Jadi, kalo ditanya Ilmu Dunia atau Akhirat? pilih keduanya selama bisa beriringan dengan syariat islam sebagai prioritas
Dari Zaid bin Tsabit Radhiyallahu anhu, ia mendengar Rasûlullâh Shallallahu ‘alaihi wa sallam bersabda :
مَنْ كَانَتِ الدُّنْيَا هَمَّهُ ، فَرَّقَ اللهُ عَلَيْهِ أَمْرَهُ ، وَجَعَلَ فَقْرَهُ بَيْنَ عَيْنَيْهِ ِ، وَلَمْ يَأْتِهِ مِنَ الدُّنْيَا إِلَّا مَا كُتِبَ لَهُ ، وَمَنْ كَانَتِ الْآخِرَةُ نِيَّـتَهُ ، جَمَعَ اللهُ أَمْرَهُ ، وَجَعَلَ غِنَاهُ فِيْ قَلْبِهِ ، وَأَتَتْهُ الدُّنْيَا وَهِيَ رَاغِمَةٌ.
"Barangsiapa tujuan hidupnya adalah dunia, maka Allâh akan mencerai-beraikan urusannya, menjadikan kefakiran di kedua pelupuk matanya, dan ia tidak mendapatkan dunia kecuali menurut ketentuan yang telah ditetapkan baginya. Barangsiapa yang niat (tujuan) hidupnya adalah negeri akhirat, Allâh akan mengumpulkan urusannya, menjadikan kekayaan di hatinya, dan dunia akan mendatanginya dalam keadaan hina.”

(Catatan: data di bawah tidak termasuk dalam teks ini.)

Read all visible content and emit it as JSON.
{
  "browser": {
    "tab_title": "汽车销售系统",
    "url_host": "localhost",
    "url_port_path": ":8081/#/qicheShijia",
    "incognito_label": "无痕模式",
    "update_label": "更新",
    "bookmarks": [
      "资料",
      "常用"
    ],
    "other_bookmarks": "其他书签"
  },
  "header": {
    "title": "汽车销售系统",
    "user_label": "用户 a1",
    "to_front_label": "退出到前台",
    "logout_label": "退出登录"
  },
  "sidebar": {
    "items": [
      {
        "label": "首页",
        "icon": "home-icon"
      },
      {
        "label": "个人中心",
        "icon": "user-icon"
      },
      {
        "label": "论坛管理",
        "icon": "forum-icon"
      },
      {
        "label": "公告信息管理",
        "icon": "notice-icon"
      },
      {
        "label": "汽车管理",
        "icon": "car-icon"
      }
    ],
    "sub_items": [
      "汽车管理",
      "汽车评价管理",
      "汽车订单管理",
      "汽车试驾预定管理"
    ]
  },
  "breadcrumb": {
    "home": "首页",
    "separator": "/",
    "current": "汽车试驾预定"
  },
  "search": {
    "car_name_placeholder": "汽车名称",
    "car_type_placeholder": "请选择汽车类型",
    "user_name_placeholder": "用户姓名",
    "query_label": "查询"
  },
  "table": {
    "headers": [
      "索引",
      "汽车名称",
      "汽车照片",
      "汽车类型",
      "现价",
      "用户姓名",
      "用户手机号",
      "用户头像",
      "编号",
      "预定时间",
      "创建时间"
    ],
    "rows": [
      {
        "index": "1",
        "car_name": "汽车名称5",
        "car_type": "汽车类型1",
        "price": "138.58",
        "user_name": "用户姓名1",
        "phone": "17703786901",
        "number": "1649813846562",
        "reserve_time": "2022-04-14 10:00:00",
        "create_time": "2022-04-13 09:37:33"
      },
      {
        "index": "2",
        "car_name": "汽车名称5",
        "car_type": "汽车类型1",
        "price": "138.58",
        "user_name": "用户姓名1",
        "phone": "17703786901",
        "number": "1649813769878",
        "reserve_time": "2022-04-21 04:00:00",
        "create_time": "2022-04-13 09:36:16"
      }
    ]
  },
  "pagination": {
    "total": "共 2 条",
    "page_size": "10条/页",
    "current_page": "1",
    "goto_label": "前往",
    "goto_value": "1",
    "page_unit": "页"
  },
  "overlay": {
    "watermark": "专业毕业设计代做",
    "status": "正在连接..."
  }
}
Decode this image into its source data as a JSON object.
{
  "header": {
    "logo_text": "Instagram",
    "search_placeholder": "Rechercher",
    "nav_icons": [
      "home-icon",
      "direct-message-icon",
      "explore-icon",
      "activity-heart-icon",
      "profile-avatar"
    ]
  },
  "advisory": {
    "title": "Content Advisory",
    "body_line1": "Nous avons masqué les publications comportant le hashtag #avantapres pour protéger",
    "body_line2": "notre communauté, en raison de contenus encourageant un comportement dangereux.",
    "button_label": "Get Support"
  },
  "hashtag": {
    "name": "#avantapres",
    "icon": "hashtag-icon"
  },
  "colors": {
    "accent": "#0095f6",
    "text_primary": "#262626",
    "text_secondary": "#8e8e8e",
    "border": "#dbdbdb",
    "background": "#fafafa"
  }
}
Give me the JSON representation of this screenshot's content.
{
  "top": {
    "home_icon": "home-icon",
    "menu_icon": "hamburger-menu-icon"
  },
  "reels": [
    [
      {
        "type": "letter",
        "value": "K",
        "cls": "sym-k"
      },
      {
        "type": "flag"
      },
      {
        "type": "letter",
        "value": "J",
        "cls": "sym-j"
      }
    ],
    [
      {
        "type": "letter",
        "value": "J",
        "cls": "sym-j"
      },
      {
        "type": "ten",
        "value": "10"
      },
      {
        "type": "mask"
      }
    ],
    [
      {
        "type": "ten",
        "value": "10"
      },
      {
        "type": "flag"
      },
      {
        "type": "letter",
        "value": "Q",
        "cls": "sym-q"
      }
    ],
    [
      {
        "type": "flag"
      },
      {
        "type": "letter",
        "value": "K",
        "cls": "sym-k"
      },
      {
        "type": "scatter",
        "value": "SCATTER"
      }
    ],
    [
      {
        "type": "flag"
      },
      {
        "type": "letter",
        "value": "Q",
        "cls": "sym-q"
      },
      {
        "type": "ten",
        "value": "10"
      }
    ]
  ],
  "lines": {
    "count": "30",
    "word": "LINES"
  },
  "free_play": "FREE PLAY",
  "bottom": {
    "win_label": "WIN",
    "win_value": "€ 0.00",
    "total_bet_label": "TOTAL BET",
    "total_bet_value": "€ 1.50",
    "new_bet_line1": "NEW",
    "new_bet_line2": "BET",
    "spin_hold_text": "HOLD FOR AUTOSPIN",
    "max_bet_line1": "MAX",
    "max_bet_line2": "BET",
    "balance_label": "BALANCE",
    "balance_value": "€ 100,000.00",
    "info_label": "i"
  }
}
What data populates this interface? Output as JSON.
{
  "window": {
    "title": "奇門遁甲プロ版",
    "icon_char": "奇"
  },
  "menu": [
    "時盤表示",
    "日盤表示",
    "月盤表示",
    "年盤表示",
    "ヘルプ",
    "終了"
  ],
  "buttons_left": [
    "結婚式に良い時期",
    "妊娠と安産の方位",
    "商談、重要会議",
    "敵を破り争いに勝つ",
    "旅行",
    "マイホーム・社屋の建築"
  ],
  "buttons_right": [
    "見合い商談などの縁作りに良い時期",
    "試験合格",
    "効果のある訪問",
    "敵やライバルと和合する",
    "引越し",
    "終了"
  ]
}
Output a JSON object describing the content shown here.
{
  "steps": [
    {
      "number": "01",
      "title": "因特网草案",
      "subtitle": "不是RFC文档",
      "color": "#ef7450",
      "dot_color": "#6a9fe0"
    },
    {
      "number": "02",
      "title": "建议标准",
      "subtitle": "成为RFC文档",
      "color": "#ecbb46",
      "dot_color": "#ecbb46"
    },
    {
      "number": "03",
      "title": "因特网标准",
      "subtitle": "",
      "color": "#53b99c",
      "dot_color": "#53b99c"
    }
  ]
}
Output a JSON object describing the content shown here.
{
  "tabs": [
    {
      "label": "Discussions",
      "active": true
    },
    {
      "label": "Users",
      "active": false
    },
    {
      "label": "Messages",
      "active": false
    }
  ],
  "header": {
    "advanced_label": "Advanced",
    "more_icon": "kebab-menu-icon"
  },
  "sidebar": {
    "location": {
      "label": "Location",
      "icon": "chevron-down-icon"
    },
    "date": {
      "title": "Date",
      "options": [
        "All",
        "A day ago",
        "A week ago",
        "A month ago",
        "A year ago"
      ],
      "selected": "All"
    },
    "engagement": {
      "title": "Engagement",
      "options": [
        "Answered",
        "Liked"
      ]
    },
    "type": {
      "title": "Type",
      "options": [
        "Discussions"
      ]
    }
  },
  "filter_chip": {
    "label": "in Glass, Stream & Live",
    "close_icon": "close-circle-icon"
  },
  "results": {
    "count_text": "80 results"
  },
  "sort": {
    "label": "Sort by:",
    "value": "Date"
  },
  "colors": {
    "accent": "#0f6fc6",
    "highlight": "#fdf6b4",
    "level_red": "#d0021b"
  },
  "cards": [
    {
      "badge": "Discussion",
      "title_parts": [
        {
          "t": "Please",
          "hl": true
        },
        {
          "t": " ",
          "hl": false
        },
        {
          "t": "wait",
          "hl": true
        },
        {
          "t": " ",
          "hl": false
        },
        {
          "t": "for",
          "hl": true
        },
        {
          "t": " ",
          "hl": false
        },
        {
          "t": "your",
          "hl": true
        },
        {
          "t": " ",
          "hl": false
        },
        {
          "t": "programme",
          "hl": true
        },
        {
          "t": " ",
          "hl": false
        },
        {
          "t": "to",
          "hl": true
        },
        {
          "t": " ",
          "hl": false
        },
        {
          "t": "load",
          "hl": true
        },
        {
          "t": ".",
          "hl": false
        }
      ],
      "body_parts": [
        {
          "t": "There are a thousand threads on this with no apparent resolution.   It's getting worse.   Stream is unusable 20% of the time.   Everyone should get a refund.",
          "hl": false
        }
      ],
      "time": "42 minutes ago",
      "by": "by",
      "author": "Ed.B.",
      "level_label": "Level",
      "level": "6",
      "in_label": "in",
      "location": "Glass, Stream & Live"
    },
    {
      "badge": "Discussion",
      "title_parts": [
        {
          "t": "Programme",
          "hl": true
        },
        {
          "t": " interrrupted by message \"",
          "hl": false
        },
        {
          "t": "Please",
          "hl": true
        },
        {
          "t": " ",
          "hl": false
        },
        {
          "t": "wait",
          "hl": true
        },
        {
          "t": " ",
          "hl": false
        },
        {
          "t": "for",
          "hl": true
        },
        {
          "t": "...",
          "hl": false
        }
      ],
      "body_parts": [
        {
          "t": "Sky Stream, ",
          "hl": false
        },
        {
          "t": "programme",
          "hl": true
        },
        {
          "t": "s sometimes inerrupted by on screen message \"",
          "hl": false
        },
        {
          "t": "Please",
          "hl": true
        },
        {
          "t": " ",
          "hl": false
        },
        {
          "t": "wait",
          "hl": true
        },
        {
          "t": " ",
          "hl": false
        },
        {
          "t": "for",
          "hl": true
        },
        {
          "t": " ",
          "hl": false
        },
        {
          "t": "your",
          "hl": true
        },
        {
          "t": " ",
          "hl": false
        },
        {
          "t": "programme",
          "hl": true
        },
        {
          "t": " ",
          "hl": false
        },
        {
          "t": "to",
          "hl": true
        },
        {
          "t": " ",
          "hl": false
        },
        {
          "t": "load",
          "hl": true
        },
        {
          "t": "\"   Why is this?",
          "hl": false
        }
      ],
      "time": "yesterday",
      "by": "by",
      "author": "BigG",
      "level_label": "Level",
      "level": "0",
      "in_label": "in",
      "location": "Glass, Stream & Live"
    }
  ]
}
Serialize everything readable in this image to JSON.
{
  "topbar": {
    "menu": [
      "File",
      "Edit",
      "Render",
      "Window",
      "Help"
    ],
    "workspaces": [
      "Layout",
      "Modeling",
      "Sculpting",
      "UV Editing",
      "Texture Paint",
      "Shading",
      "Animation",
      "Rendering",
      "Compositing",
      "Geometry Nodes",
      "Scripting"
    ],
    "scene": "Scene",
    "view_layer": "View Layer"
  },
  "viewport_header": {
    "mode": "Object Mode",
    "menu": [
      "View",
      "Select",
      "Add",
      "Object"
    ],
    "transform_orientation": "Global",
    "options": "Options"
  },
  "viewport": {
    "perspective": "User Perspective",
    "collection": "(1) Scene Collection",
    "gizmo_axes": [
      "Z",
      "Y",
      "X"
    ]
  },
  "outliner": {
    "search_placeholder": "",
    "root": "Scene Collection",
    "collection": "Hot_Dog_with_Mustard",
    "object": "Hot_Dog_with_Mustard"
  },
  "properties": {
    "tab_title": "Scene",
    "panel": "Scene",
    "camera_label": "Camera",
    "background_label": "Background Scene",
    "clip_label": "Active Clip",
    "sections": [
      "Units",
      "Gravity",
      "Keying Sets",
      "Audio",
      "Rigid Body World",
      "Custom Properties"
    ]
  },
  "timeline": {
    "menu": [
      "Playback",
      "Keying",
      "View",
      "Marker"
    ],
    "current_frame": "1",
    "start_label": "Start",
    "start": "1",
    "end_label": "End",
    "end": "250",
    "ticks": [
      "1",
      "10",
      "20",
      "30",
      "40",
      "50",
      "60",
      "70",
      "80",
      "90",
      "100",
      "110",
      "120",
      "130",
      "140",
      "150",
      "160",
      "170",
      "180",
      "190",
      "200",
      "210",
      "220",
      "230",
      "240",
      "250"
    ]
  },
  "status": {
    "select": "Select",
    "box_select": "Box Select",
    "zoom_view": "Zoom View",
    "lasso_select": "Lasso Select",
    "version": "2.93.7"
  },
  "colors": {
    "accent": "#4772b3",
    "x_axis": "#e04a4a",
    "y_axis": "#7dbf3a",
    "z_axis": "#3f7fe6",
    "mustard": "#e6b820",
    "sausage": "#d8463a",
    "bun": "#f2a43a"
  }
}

(Hadits ini shahih, diriwayatkan oleh Imam Ahmad dalam Musnadnya (V/ 183); Ibnu Mâjah (no. 4105); Imam Ibnu Hibbân (no. 72–Mawâriduzh Zham’ân); al-Baihaqi (VII/288) dari Sahabat Zaid bin Tsabit Radhiyallahu anhu.)
(Lafazh hadits ini milik Ibnu Mâjah rahimahullah. Dishahihkan juga oleh Syaikh al-‘Allamah al-Imam al-Muhaddits Muhammad Nashiruddin al-Albani rahimahullah dalam Silsilah al-Ahâdîts ash-Shahîhah no. 950.)